Sin lugar para Lavolpes
La historia se repite. Como en el 2006, Boca Juniors necesita solo un punto para ser bicampeón.

La diferencia es que aquel título valía un tricampeonato, privilegio nunca alcanzado por la divisa azul y oro. Guillermo conoce bien la historia, él jugaba de titular en el conjunto del bigotón, y quieren que les diga algo, para mi aquella gallineada es más objetable a los jugadores que al entrenador.
Aunque la historia allá condenado al polémico DT. Un punto, solo un punto necesita el xeneize para conseguir otra estrella, frente a Gimnasia el miércoles o ante Huracán el próximo domingo. De no conseguirlo el final es más que predecible....
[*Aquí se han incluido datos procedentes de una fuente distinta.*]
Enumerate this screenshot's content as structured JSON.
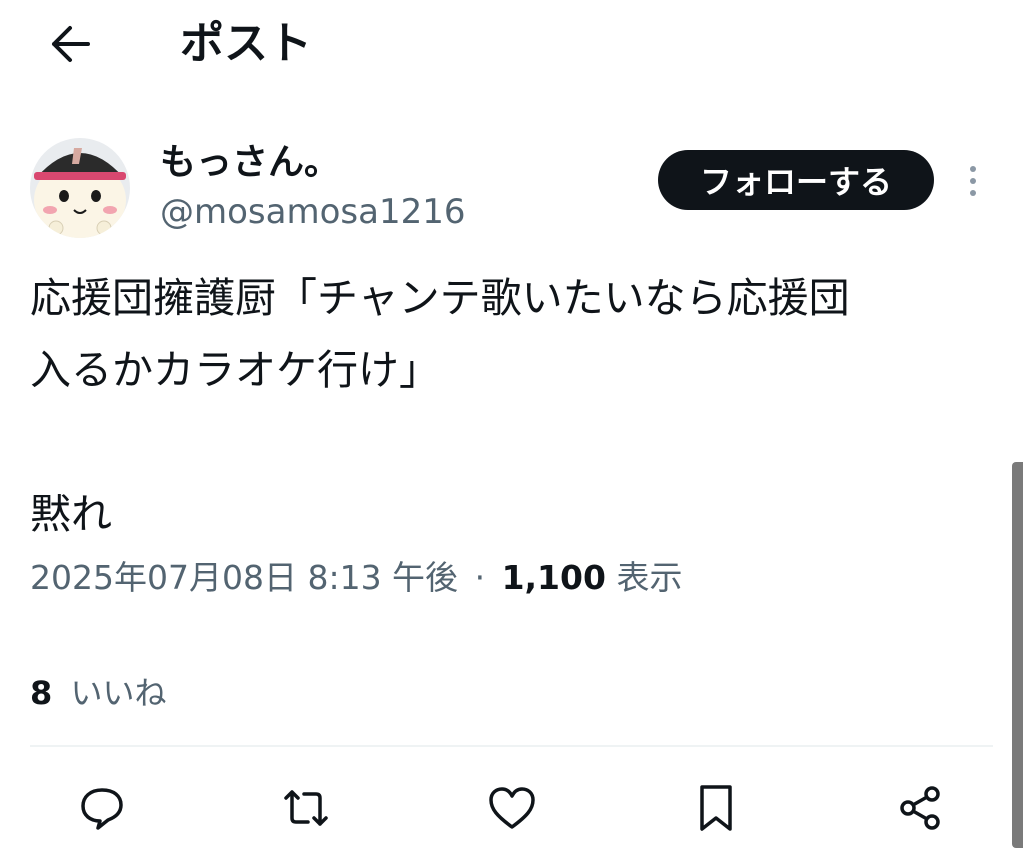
{
  "header": {
    "back_icon": "arrow-left-icon",
    "title": "ポスト"
  },
  "author": {
    "display_name": "もっさん。",
    "handle": "@mosamosa1216",
    "avatar_icon": "character-avatar"
  },
  "follow_button": {
    "label": "フォローする"
  },
  "more_icon": "more-vertical-icon",
  "tweet": {
    "text": "応援団擁護厨「チャンテ歌いたいなら応援団\n入るかカラオケ行け」\n\n黙れ",
    "timestamp": "2025年07月08日 8:13 午後",
    "separator": "·",
    "views_count": "1,100",
    "views_label": "表示"
  },
  "engagement": {
    "likes_count": "8",
    "likes_label": "いいね"
  },
  "actions": [
    {
      "icon": "reply-icon"
    },
    {
      "icon": "repost-icon"
    },
    {
      "icon": "like-icon"
    },
    {
      "icon": "bookmark-icon"
    },
    {
      "icon": "share-icon"
    }
  ],
  "colors": {
    "text_primary": "#0f1419",
    "text_secondary": "#536471",
    "follow_button_bg": "#0f1419",
    "follow_button_text": "#ffffff",
    "divider": "#eff3f4"
  }
}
La gran cuestión del Boca de Barros Schelotto es su tibieza, es un equipo que no juega a lo Boca, le pasó en Barranquilla (partido sencillamente ganable) y en el primer tiempo con Unión en la Bombonera. Boca no avasalla, Boca no te pasa por arriba como manda la historia ni siquiera jugando de local.
Por eso es que puede caber alguna duda o sospecha dentro del mundo Boca que hagan aparecer los fantasmas del 2006.
Otra cuestión que marcará el semestre del equipo del mellizo es su suerte en la Libertadores, Boca Juniors no puede ser de cabotaje, la institución que preside Angelici no gana una copa desde el 2007 y no llega a la final desde el 2012, en aquella recordada definición ante el Corinthians en Brasil.

Es demasiado tiempo para un club tan grande que invierte millones de dólares cada seis meses en cada libro de pases.
Guillermo navega entre el éxito local (512 días puntero) y los fracasos en los mano a mano, internacionales y domésticos, incluida la superfinal con River.
A Boca solo le quedan 3 partidos en el semestre: Gimnasia, Huracán y Alianza Lima, el escenario no admite decepciones, de haberlas solo el presidente Macri podría evitar que rueden cabezas.